Gunmen stormed a hotel packed with foreigners in the former French colony of Mali on Friday, taking 170 guests and workers hostages, U.S. Embassy officials and a hotel spokeswoman told NBC News.
Some managed to escape the upscale Radisson Blu, in the capital Bamako, but military officials told The Associated Press that at least three people had been killed.
The U.S. Embassy described it as an “ongoing active-shooter operation.”
The raid on the hotel, which was popular with foreigners and used by airline crews, comes a week after attackers killed 129 people in Paris.
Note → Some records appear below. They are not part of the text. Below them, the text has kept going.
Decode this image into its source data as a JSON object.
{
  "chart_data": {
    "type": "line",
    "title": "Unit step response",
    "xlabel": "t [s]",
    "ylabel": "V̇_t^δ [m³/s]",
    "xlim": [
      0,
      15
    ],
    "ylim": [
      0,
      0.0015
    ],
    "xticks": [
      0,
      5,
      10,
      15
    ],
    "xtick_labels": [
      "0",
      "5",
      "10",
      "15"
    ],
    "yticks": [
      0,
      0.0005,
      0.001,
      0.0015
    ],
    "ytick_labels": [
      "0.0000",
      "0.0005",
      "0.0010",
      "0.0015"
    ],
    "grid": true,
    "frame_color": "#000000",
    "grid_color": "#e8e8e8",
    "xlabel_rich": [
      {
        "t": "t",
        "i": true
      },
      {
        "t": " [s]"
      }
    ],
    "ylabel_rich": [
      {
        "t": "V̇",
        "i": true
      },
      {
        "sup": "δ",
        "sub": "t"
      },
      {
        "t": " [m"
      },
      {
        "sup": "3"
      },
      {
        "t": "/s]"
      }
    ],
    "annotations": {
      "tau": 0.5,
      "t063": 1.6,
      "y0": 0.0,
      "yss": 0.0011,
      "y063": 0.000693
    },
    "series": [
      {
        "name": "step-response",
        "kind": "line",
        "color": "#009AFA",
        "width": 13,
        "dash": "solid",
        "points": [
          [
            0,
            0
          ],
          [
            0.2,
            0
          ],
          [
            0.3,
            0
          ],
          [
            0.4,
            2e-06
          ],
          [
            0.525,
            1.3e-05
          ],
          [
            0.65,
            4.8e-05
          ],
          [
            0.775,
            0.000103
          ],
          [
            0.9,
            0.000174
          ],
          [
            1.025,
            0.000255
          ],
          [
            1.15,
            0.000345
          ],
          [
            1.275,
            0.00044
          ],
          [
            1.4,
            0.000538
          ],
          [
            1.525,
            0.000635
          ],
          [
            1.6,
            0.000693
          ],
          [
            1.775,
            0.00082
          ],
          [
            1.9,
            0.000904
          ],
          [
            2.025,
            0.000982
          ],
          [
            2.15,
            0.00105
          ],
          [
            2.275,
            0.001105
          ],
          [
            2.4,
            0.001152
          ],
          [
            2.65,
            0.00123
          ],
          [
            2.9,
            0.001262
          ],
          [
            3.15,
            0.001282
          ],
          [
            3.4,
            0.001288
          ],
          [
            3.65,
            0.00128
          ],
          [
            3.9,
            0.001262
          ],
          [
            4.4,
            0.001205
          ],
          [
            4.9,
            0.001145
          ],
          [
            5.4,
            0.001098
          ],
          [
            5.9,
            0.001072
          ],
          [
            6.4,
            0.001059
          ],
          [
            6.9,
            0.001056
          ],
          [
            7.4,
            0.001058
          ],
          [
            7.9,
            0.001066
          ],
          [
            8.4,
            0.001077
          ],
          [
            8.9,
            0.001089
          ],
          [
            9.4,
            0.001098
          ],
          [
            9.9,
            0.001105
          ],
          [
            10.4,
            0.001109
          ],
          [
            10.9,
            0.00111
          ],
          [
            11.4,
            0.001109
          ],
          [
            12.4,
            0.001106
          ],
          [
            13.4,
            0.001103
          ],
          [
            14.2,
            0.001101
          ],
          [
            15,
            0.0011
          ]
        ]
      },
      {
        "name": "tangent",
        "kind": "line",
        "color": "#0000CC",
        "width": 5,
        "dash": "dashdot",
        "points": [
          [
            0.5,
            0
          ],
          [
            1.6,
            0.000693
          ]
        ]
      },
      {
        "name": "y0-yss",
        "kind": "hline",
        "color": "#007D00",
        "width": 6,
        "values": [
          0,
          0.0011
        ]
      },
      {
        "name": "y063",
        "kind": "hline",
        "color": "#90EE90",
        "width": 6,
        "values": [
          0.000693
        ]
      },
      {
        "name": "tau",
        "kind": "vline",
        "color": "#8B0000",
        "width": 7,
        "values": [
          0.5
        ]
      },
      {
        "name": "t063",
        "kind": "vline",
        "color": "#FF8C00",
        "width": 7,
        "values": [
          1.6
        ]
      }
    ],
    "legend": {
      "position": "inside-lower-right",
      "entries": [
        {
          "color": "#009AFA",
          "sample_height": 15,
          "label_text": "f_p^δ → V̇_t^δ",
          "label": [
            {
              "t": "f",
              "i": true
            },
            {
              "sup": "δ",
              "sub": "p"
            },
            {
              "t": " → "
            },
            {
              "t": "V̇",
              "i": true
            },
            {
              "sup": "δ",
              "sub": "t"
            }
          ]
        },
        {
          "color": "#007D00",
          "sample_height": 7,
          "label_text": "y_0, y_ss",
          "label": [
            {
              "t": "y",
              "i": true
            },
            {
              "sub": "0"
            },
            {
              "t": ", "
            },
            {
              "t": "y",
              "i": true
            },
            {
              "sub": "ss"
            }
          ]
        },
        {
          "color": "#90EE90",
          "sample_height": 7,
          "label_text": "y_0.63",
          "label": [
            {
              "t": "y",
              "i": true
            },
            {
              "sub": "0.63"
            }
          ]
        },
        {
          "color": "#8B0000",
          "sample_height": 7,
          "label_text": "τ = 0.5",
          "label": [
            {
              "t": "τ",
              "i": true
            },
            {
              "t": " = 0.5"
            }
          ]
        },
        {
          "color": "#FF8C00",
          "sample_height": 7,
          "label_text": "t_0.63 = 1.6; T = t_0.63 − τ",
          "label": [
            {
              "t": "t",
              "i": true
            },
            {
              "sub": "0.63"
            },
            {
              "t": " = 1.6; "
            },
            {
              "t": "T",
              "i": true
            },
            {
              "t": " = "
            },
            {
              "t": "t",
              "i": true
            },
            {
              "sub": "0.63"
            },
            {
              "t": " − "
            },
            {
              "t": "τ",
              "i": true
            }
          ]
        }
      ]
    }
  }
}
In response, France announced the immediate dispatch of 50 elite counter-terrorism police to the country.
Mali army commander Modibo Nama Traore told The Associated Press that gunmen stormed the hotel shouting “Allahu Akbar,” or “God is great,” in Arabic before firing on the guards and taking hostages.
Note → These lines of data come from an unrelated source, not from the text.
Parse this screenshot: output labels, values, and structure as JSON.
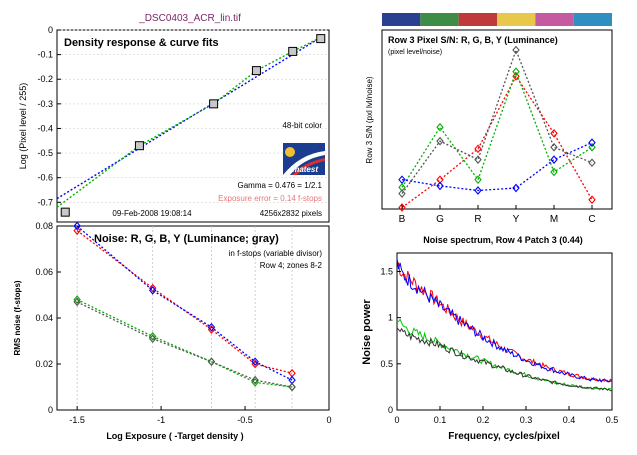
{
  "window_title": "_DSC0403_ACR_lin.tif",
  "chart_data": [
    {
      "id": "density",
      "type": "scatter",
      "title": "Density response & curve fits",
      "xlabel": "",
      "ylabel": "Log (Pixel level / 255)",
      "xlim": [
        -1.65,
        0
      ],
      "ylim": [
        -0.78,
        0
      ],
      "yticks": [
        0,
        -0.1,
        -0.2,
        -0.3,
        -0.4,
        -0.5,
        -0.6,
        -0.7
      ],
      "ytick_labels": [
        "0",
        "-0.1",
        "-0.2",
        "-0.3",
        "-0.4",
        "-0.5",
        "-0.6",
        "-0.7"
      ],
      "points": [
        {
          "x": -1.6,
          "y": -0.74
        },
        {
          "x": -1.15,
          "y": -0.47
        },
        {
          "x": -0.7,
          "y": -0.3
        },
        {
          "x": -0.44,
          "y": -0.165
        },
        {
          "x": -0.22,
          "y": -0.087
        },
        {
          "x": -0.05,
          "y": -0.035
        }
      ],
      "fit_blue": [
        [
          -1.65,
          -0.685
        ],
        [
          -0.05,
          -0.03
        ]
      ],
      "fit_green": [
        [
          -1.65,
          -0.72
        ],
        [
          -1.15,
          -0.47
        ],
        [
          -0.7,
          -0.3
        ],
        [
          -0.44,
          -0.165
        ],
        [
          -0.22,
          -0.087
        ],
        [
          -0.05,
          -0.03
        ]
      ],
      "annotations": {
        "bit_depth": "48-bit color",
        "logo": "Imatest",
        "gamma": "Gamma = 0.476 = 1/2.1",
        "exposure_error": "Exposure error = 0.14 f-stops",
        "date": "09-Feb-2008 19:08:14",
        "pixels": "4256x2832 pixels"
      },
      "colors": {
        "blue": "#0000ff",
        "green": "#00b000",
        "error_text": "#e87878"
      }
    },
    {
      "id": "snr",
      "type": "line",
      "title": "Row 3 Pixel S/N: R, G, B, Y (Luminance)",
      "subtitle": "(pixel level/noise)",
      "ylabel": "Row 3 S/N (pxl lvl/noise)",
      "categories": [
        "B",
        "G",
        "R",
        "Y",
        "M",
        "C"
      ],
      "ylim": [
        0,
        580
      ],
      "color_strip": [
        "#2a3f8f",
        "#3e8c45",
        "#c0393b",
        "#e8c84a",
        "#c65aa0",
        "#2f8fc0"
      ],
      "series": [
        {
          "color": "#ff0000",
          "values": [
            5,
            95,
            195,
            430,
            245,
            30
          ]
        },
        {
          "color": "#00b000",
          "values": [
            70,
            265,
            95,
            445,
            120,
            200
          ]
        },
        {
          "color": "#0000ff",
          "values": [
            95,
            75,
            60,
            68,
            160,
            215
          ]
        },
        {
          "color": "#555555",
          "values": [
            50,
            220,
            160,
            515,
            200,
            150
          ]
        }
      ]
    },
    {
      "id": "noise",
      "type": "line",
      "title": "Noise: R, G, B, Y (Luminance; gray)",
      "annotations": [
        "in f-stops (variable divisor)",
        "Row 4; zones 8-2"
      ],
      "xlabel": "Log Exposure ( -Target density )",
      "ylabel": "RMS noise (f-stops)",
      "xlim": [
        -1.62,
        0
      ],
      "ylim": [
        0,
        0.08
      ],
      "xticks": [
        -1.5,
        -1,
        -0.5,
        0
      ],
      "xtick_labels": [
        "-1.5",
        "-1",
        "-0.5",
        "0"
      ],
      "yticks": [
        0,
        0.02,
        0.04,
        0.06,
        0.08
      ],
      "ytick_labels": [
        "0",
        "0.02",
        "0.04",
        "0.06",
        "0.08"
      ],
      "x": [
        -1.5,
        -1.05,
        -0.7,
        -0.44,
        -0.22
      ],
      "series": [
        {
          "color": "#ff0000",
          "values": [
            0.078,
            0.053,
            0.035,
            0.02,
            0.016
          ]
        },
        {
          "color": "#0000ff",
          "values": [
            0.08,
            0.052,
            0.036,
            0.021,
            0.013
          ]
        },
        {
          "color": "#00b000",
          "values": [
            0.048,
            0.032,
            0.021,
            0.012,
            0.01
          ]
        },
        {
          "color": "#555555",
          "values": [
            0.047,
            0.031,
            0.021,
            0.013,
            0.01
          ]
        }
      ]
    },
    {
      "id": "spectrum",
      "type": "line",
      "title": "Noise spectrum, Row 4 Patch 3 (0.44)",
      "xlabel": "Frequency, cycles/pixel",
      "ylabel": "Noise power",
      "xlim": [
        0,
        0.5
      ],
      "ylim": [
        0,
        1.7
      ],
      "xticks": [
        0,
        0.1,
        0.2,
        0.3,
        0.4,
        0.5
      ],
      "xtick_labels": [
        "0",
        "0.1",
        "0.2",
        "0.3",
        "0.4",
        "0.5"
      ],
      "yticks": [
        0,
        0.5,
        1,
        1.5
      ],
      "ytick_labels": [
        "0",
        "0.5",
        "1",
        "1.5"
      ],
      "series": [
        {
          "color": "#ff0000",
          "x": [
            0,
            0.01,
            0.03,
            0.06,
            0.1,
            0.15,
            0.2,
            0.25,
            0.3,
            0.35,
            0.4,
            0.45,
            0.5
          ],
          "values": [
            1.62,
            1.5,
            1.42,
            1.3,
            1.15,
            0.96,
            0.8,
            0.66,
            0.55,
            0.46,
            0.39,
            0.34,
            0.32
          ]
        },
        {
          "color": "#0000ff",
          "x": [
            0,
            0.01,
            0.03,
            0.06,
            0.1,
            0.15,
            0.2,
            0.25,
            0.3,
            0.35,
            0.4,
            0.45,
            0.5
          ],
          "values": [
            1.6,
            1.48,
            1.4,
            1.28,
            1.12,
            0.95,
            0.79,
            0.65,
            0.54,
            0.45,
            0.38,
            0.33,
            0.31
          ]
        },
        {
          "color": "#00c800",
          "x": [
            0,
            0.01,
            0.03,
            0.06,
            0.1,
            0.15,
            0.2,
            0.25,
            0.3,
            0.35,
            0.4,
            0.45,
            0.5
          ],
          "values": [
            1.0,
            0.92,
            0.86,
            0.8,
            0.72,
            0.62,
            0.53,
            0.45,
            0.38,
            0.31,
            0.27,
            0.24,
            0.22
          ]
        },
        {
          "color": "#333333",
          "x": [
            0,
            0.01,
            0.03,
            0.06,
            0.1,
            0.15,
            0.2,
            0.25,
            0.3,
            0.35,
            0.4,
            0.45,
            0.5
          ],
          "values": [
            0.92,
            0.84,
            0.8,
            0.76,
            0.7,
            0.6,
            0.52,
            0.44,
            0.37,
            0.31,
            0.27,
            0.24,
            0.22
          ]
        }
      ]
    }
  ]
}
The hotel’s owner said it was working to establish the names and nationalities of those taken.
“They have locked in about 140 guests and about 30 employees,” a spokeswoman for the Carlson Rezidor group, told NBC News. “So the hotel is locked down and there is no possibility to go out or come in.”
“As per our information the persons who have entered the building and have initiated the hostage-taking have locked the property, so it is not locked by police or other forces,” she added.
Monique Kouame Affoue Ekonde, an Ivorian, said she and six other people, including a Turkish woman, were escorted out by security forces as the gunmen rushed “toward the fifth or sixth floor.”
In August, the Embassy issued a security message informing U.S. citizens “of a heightened security risk to westerners in southern Mali, including the area outside Bamako city.”
It said Friday it was aware of an “ongoing active-shooter operation at the Radisson Hotel.”
“The U.S. Embassy staff has been asked to shelter in place,” it said. “All U.S. citizens should shelter in place. Private U.S. citizens are encouraged to contact their family. Monitor local media for updates. U.S. citizens should adhere to the instructions of local authorities and monitor local media.”
Meanwhile, a Chinese guest with the family name Chen told China’s state-run Xinhua news agency that he was among a number of Chinese guests trapped in the hotel. At least seven Chinese tourists were among the hostages, the agency said.
The Indian government has said 20 Indians were staying in the hotel attacked this morning in Mali’s capital, Bamako, while Turkish Airlines said seven of its workers were staying in the hotel. Five had been freed by security forces, it said, although the fate of the other two was unknown.
Northern Mali was occupied by Islamist fighters, some with links to al Qaeda, for most of 2012 until they were driven out by a French-led military operation last year.
While no group has claimed to be behind the attack, it comes just days after the Iyad Ag Ghaly, the leader of the al Qaeda linked militant group Ansar Dine, called for attacks on France and its interests in Mali.
An Islamist group also claimed responsibility for the death of five people last March in an attack on a restaurant in Bamako that is popular with foreigners.